Factory activity in the UK grew at its slowest pace of the past 25 months in July, as output shrank for the first time in more than two years and new work intakes and new export business fell further alongside. S&P Global's manufacturing sector Purchasing Managers' Index for July was revised down from a preliminary print of 52.2 to a reading of 52.1.

International events

German industrial production unexpectedly rose in June, according to official data released on Friday and against supply-chain constraints. Industrial output grew by 0.4% compared with May, the Federal Statistical Office said, against market estimates of a 0.3% decline.

America's shortfall on trade with the rest of the world in goods and services shrank a bit more than expected in June amid a sharp jump in exports. According to the Department of Commerce, in seasonally adjusted terms, the foreign trade deficit fell 6.2% on the month to reach -$79.6bn.

German factory orders fell less than expected in June, according to figures released on Thursday by Destatis. Orders declined by 0.4% following a revised 0.2% dip in May, and versus expectations for a 0.8% drop. On the year, factory orders were down 9% in June following a revised 3.2% fall a month earlier. Analysts had expected a 6% decline.
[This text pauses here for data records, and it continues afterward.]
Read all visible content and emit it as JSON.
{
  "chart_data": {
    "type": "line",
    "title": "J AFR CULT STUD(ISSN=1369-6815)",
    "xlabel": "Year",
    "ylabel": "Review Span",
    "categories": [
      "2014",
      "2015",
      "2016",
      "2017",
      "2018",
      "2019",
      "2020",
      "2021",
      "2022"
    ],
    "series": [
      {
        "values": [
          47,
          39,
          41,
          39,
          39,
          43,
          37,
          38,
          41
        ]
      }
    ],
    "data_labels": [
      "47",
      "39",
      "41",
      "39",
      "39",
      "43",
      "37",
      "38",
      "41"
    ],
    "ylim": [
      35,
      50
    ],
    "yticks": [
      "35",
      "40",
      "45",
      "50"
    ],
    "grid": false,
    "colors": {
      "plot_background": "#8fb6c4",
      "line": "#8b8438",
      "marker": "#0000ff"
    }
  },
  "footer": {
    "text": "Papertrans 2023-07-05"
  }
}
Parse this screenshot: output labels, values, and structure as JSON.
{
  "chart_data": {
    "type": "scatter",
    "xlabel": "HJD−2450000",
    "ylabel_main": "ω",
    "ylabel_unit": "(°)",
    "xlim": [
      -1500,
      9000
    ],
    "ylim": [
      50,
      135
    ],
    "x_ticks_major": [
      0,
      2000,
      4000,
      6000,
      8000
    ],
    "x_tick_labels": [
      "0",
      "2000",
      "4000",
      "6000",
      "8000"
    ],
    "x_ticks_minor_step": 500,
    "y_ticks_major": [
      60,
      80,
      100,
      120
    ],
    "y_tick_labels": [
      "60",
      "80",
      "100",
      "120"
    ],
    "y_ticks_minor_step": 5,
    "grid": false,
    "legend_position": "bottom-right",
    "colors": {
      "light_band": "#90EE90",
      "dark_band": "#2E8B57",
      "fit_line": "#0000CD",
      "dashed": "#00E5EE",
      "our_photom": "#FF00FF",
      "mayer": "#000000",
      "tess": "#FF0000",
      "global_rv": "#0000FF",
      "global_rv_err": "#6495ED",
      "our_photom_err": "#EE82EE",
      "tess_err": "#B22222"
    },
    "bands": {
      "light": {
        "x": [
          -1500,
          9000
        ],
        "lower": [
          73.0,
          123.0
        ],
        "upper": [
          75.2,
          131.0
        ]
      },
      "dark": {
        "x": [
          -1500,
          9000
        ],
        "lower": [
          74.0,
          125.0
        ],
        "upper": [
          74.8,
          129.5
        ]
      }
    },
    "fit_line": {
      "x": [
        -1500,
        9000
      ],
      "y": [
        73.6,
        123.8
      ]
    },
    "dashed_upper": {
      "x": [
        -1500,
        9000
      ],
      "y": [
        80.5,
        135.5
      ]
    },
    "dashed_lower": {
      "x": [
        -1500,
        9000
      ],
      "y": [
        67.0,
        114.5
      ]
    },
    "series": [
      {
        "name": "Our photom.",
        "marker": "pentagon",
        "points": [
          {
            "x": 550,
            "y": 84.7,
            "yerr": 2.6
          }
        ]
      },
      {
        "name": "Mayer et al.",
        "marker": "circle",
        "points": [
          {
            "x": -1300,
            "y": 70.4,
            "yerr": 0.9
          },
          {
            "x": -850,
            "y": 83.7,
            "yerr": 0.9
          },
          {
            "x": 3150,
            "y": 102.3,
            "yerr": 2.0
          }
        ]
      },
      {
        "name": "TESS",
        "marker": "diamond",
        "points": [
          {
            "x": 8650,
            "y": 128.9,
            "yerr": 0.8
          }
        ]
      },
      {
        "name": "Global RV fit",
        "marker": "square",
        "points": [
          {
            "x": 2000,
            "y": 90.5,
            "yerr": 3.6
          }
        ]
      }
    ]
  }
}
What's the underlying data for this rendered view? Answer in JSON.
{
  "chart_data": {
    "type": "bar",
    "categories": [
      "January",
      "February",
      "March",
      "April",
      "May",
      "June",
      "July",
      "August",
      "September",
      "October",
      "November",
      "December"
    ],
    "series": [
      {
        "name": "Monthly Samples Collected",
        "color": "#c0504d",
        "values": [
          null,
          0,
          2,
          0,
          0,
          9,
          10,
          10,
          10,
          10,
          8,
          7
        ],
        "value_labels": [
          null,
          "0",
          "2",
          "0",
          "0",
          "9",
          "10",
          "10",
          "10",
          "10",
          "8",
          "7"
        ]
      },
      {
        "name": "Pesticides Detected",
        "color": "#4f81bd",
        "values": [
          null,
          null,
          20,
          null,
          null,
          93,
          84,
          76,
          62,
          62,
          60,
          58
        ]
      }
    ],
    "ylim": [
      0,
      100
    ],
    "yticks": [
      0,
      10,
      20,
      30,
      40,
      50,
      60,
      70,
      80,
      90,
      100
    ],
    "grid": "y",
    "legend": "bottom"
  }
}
The Organisation for Petroleum Exporting Countries and its main allies, who together are known as OPEC+, revised their combined output quotas for September higher but by far less than in the previous month. Nevertheless, Brent crude oil futures slipped in response, possibly as some analysts had been anticipating for a long time that the cartel would be unable to continue raising its quotas at the same pace as earlier in the year due to a lack of spare capacity in most member countries.

The US Federal Reserve and the European Central Bank may be able to lower inflation in an orderly fashion while achieving a relatively soft landing, a top Fed official said. In remarks prepared for delivery at an event organised by the Money Marketeers of New York, St.Louis Fed chief, James Bullard, said that was thanks to the credibility won by central banks since the 1970s.

Activity in the US services sector accelerated unexpectedly in July, the results of a closely-followed survey revealed. The Institute for Supply Management's services sector Purchasing Managers' Index improved from a reading of 55.3 for June to 56.7 in July.

Services sector activity in the US slumped during the previous month with output falling at its fastest pace since May 2020, revised data for a survey of sector conditions revealed. S&P Global's services sector Purchasing Managers' Index slipped from a reading of 52.7 for June to 47.3 in July (Preliminary 47.0).

Retail sales in the Euro Area dropped 1.2% month-on-month in June, according to Eurostat, the steepest decline year-to-date and significantly worse than expectations of an unchanged print. June's fall in sales, which follows a 0.4% rise in May, comes as rising consumer prices, increased borrowing costs and low confidence combined to weigh on consumer spending throughout the month.

Eurozone business activity contracted in July amid a downturn in the manufacturing sector and as service sector activity slowed, according to a survey released on Wednesday. The S&P Global eurozone PMI composite output index - which measures activity in both the manufacturing and services sectors - fell to 49.9 from 52.0 in June, coming in below the 50.0 mark that separates contraction from expansion and marking the first dip below since February 2021.

The US jobs market tightened up a bit as economic growth slowed, the results of a closely-followed survey revealed. According to the Department of Labor, the number of job openings fell at a month-on-month pace of 5.4% in June to reach 10.698m (consensus: 10.994m).

Factory sector activity in the US held up better than expected last month, the results of a key survey revealed. But respondents' answers betrayed caution when it came to the outlook for new orders, staff availability and the risk of raw materials shortages.

Eurozone manufacturing activity contracted in July as weak demand saw inventories building, a survey revealed on Monday. The S&P Global final manufacturing Purchasing Managers' Index (PMI) fell to 49.8 in July from 52.1 in June and just ahead of a preliminary reading of 49.6.